1899
Formation of the International Council of Nurses
On 1 July 1899, the foundation of the International Council of Nurses was proposed by Ethel Gordon Fenwick (read more) at the Annual Conference of the Matron’s Council of Britain and Ireland. This meeting was to have far reaching consequences for nurses, as ICN would bind them together in professional fellowship in the years ahead by enlarging their vision through congresses and education.
Gordon Fenwick believed that to raise the standard of nursing, it was necessary to raise the standard of education of nurses and provide them with registration as evidence of that training (Bridges, 1967). In 1887, she founded the British Nurses Association (later the Royal British Nurses Association) to campaign for the state registration of nurses. It was during her visit to Johns Hopkins Hospital in Baltimore that she met Lavinia Dock, assistant director of the nursing department, who shared Gordon Fenwick’s passion for the rights of women and nurses.
In June 1899, the Matrons Council of Great Britain and Ireland held its second annual conference at Gordon Fenwick’s London home where she spoke of ‘the international idea’ (Bridges, 1967). Gordon Fenwick argued that nurses throughout the world would benefit from a similar body and proposed ‘That step be taken to organise an International Council of Nurses’ (Bridges, 1967, p.8).

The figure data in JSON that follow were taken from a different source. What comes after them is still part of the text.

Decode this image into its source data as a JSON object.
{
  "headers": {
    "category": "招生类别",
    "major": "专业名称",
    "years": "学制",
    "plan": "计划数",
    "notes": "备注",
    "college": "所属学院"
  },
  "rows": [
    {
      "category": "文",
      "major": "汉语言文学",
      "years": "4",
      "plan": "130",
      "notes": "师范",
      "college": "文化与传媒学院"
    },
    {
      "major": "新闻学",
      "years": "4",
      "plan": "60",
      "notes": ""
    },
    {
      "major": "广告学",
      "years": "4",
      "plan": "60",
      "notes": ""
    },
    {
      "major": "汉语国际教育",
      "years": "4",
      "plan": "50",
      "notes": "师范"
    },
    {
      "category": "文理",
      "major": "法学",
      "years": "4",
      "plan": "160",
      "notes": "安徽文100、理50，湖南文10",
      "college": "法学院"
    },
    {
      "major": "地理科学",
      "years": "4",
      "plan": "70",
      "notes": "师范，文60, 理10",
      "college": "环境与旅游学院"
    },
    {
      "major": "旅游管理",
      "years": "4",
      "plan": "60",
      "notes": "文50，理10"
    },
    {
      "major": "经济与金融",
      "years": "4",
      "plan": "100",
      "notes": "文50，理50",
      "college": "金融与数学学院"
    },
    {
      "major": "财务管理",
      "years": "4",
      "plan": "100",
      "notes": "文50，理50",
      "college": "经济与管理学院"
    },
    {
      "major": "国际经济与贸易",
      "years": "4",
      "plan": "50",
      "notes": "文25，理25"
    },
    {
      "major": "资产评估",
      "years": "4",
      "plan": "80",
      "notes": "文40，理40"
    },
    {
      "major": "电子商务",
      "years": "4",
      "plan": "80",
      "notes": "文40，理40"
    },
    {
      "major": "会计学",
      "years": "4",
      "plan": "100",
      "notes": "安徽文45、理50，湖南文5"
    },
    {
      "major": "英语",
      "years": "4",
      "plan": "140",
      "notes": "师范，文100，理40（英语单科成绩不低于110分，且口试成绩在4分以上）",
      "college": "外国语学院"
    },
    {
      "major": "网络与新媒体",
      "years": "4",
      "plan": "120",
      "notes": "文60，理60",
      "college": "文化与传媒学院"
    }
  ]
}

“The nursing profession, above all things at present, requires organisation: nurses, above all other things at present, require to be united. The value of their work to the sick is acknowledged at the present day by the Government of this and all other civilised countries but it depends upon nurses individually and collectively to make their work of the utmost possible usefulness to the sick, and this can only be accomplished if their education is based on such broad lines that the term ‘a trained nurse’ shall be equivalent to that of a person who has received such an efficient training and has proved to be also so trustworthy that the responsible duties which she must undertake may be performed to the utmost benefit of those entrusted to her charge. To secure these results two things are essential: that there should be recognised systems of nursing education and of control over the nursing profession. The experience of the past has proved that these results can never be obtained by any profession unless it is united in its demands for the necessary reform, and by union alone can the necessary strength be obtained. (ICN archives)
In bringing her idea to fruition, Gordon Fenwick remarked that influential members of the nursing profession in other countries must be consulted as to the best constitution for governing an efficient International Council of Nurses.
The first meeting of the International Council of Nurses provisional committee was held at the Matron’s House, St Bartholomew’s Hospital. Between 1899 and 1900, a constitution for ICN was drafted and on 5 July 1900 duly accepted.
Gordon Fenwick E (1901). The International Council of Nurses: A Message from Its President. The American Journal of Nursing, 1(11), 785–790. http://doi.org/10.2307/3402379
Bridges D. M (1967) A History of the ICN 1899-1964 Pitman Medical, London, Ch. 21:pg 180.